Ki-Tissa –  Les miroirs des Bnot-Israël, source de sainteté ?

Ki-Tissa – Les miroirs des Bnot-Israël, source de sainteté ?

Le Kiyor, issu du genre féminin

L’un des ustensiles du Michkan était le Kiyor – la cuve dont les Cohanim utilisaient l’eau pour se laver les mains et les pieds avant d’entrer dans la Tente d’Assignation ou de s’approcher de l’autel des sacrifices.

Le Kiyor fut confectionné à partir des miroirs appartenant aux femmes, comme l’expliquent nos Sages au sujet du verset (38; 8) « Il fabriqua la cuve en cuivre et son support de même, au moyen des miroirs des femmes qui s’étaient attroupées à l’entrée de la Tente d’assignation ».

Il est le seul ustensile provenant d’un seul genre, en l’occurrence les femmes. Et non seulement cela, il est de plus l’unique objet dont les mesures ne sont pas précisées ; sa taille étant le résultat de l’ensemble des miroirs.

Tout cela exige un approfondissement.

Quelle est la place particulière des femmes dans un ustensile destiné à la préparation à la kédoucha ? Nous savons qu’un Cohen qui exerce sans sanctifier ses mains et ses pieds rend impropre son service et est passible de mort. Pour quelle raison cette préparation devait-elle être spécifiquement réalisée au moyen d’un ustensile issu du seul genre féminin ?

D’ailleurs, le Even Ezra perçoit ces miroirs comme des éléments négatifs. Il explique ainsi le verset « במראות הצובאות – au moyen des miroirs » – il s’agissait de femmes vertueuses, détachées de ce monde-ci, qui, au lieu de les utiliser pour s’embellir chaque matin, en firent don pour le Michkan. Selon lui, ces miroirs qui furent donnés à Moché représentent le renoncement de ces femmes à cet ustensile pleinement matériel, témoignant ainsi de leur détachement de ce monde-ci.
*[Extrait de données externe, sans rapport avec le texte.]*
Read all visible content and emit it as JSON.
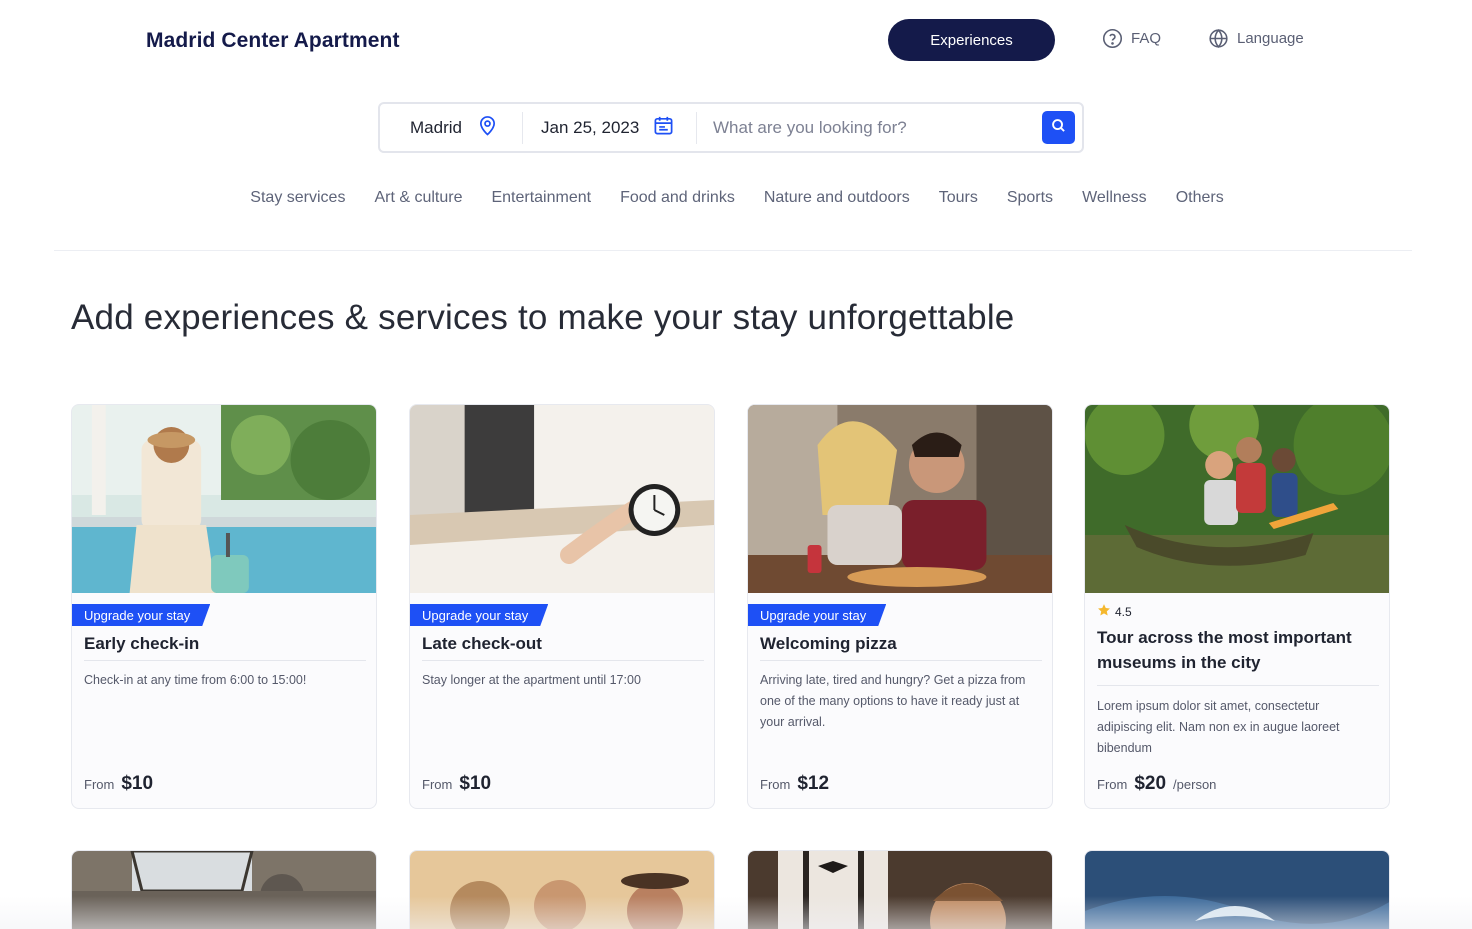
{
  "brand": "Madrid Center Apartment",
  "nav": {
    "experiences_label": "Experiences",
    "faq_label": "FAQ",
    "language_label": "Language"
  },
  "search": {
    "city": "Madrid",
    "date": "Jan 25, 2023",
    "placeholder": "What are you looking for?"
  },
  "categories": [
    "Stay services",
    "Art & culture",
    "Entertainment",
    "Food and drinks",
    "Nature and outdoors",
    "Tours",
    "Sports",
    "Wellness",
    "Others"
  ],
  "headline": "Add experiences & services to make your stay unforgettable",
  "cards": [
    {
      "tag": "Upgrade your stay",
      "title": "Early check-in",
      "description": "Check-in at any time from 6:00 to 15:00!",
      "price_from": "From",
      "price": "$10",
      "image": "woman-by-pool-with-suitcase"
    },
    {
      "tag": "Upgrade your stay",
      "title": "Late check-out",
      "description": "Stay longer at the apartment until 17:00",
      "price_from": "From",
      "price": "$10",
      "image": "hand-with-alarm-clock"
    },
    {
      "tag": "Upgrade your stay",
      "title": "Welcoming pizza",
      "description": "Arriving late, tired and hungry? Get a pizza from one of the many options to have it ready just at your arrival.",
      "price_from": "From",
      "price": "$12",
      "image": "couple-eating-pizza"
    },
    {
      "rating": "4.5",
      "title": "Tour across the most important museums in the city",
      "description": "Lorem ipsum dolor sit amet, consectetur adipiscing elit. Nam non ex in augue laoreet bibendum",
      "price_from": "From",
      "price": "$20",
      "price_unit": "/person",
      "image": "people-in-canoe"
    }
  ],
  "more_cards": [
    "ornate-ceiling-interior",
    "friends-smiling-outdoors",
    "barber-with-suspenders",
    "water-splash"
  ],
  "colors": {
    "navy": "#141a4a",
    "accent": "#1e50f5",
    "star": "#f5b82e"
  }
}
Pourtant, Rachi, au nom du Midrach, exprime l’idée opposée. Il mentionne que Moché a dénigré ces miroirs à cause du fait qu’ils aient été utilisés pour servir le mauvais penchant. Hachem lui dit alors : ces objets me sont plus chers que tout, car grâce à eux, les femmes ont donné le jour à de nombreuses troupes en Égypte. Lorsque leurs maris étaient fatigués par le dur labeur, elles allaient leur apporter de la nourriture et de quoi boire. Puis elles sortaient leurs miroirs, et chacune s’y voyait avec son mari et l’encourageait par de douces paroles, en lui disant : « je suis plus jolie que toi ». De cette manière, elles suscitaient le désir de leurs maris à leur égard, et ainsi elles concevaient et enfantaient plus tard là-bas.

Il faut comprendre par-là que la raison qui a fait de ces miroirs des objets dignes de faire partie du Michkan, fut justement par leur capacité d’attirer les maris vers leur femme.

Mais en quoi un objet entièrement destiné à la parure de la femme est digne de se trouver précisément à l’entrée du Michkan ?

Afin d’apporter un éclairage sur le sujet, interrogeons-nous sur l’origine de cette extrême force des femmes juives en Egypte. Alors que les hommes étaient désespérés par la souffrance de l’esclavage, les femmes quant à elles, étaient préoccupées par le fait de donner la vie, d’établir des armées ! Aucun décret de Paro, aussi cruel soit-il, comme jeter chaque garçon dans le Nil, ne les arrêta ! Et cela, au point que la guémara raconte que Amram, le grand de la génération, décida de se séparer de sa femme. Et qui est donc venue pour s’opposer à lui quant à sa décision ? Sa propre fille Myriam ! Avec cet argument fort et inattendu : « ton décret est plus sévère que celui de Paro ! »…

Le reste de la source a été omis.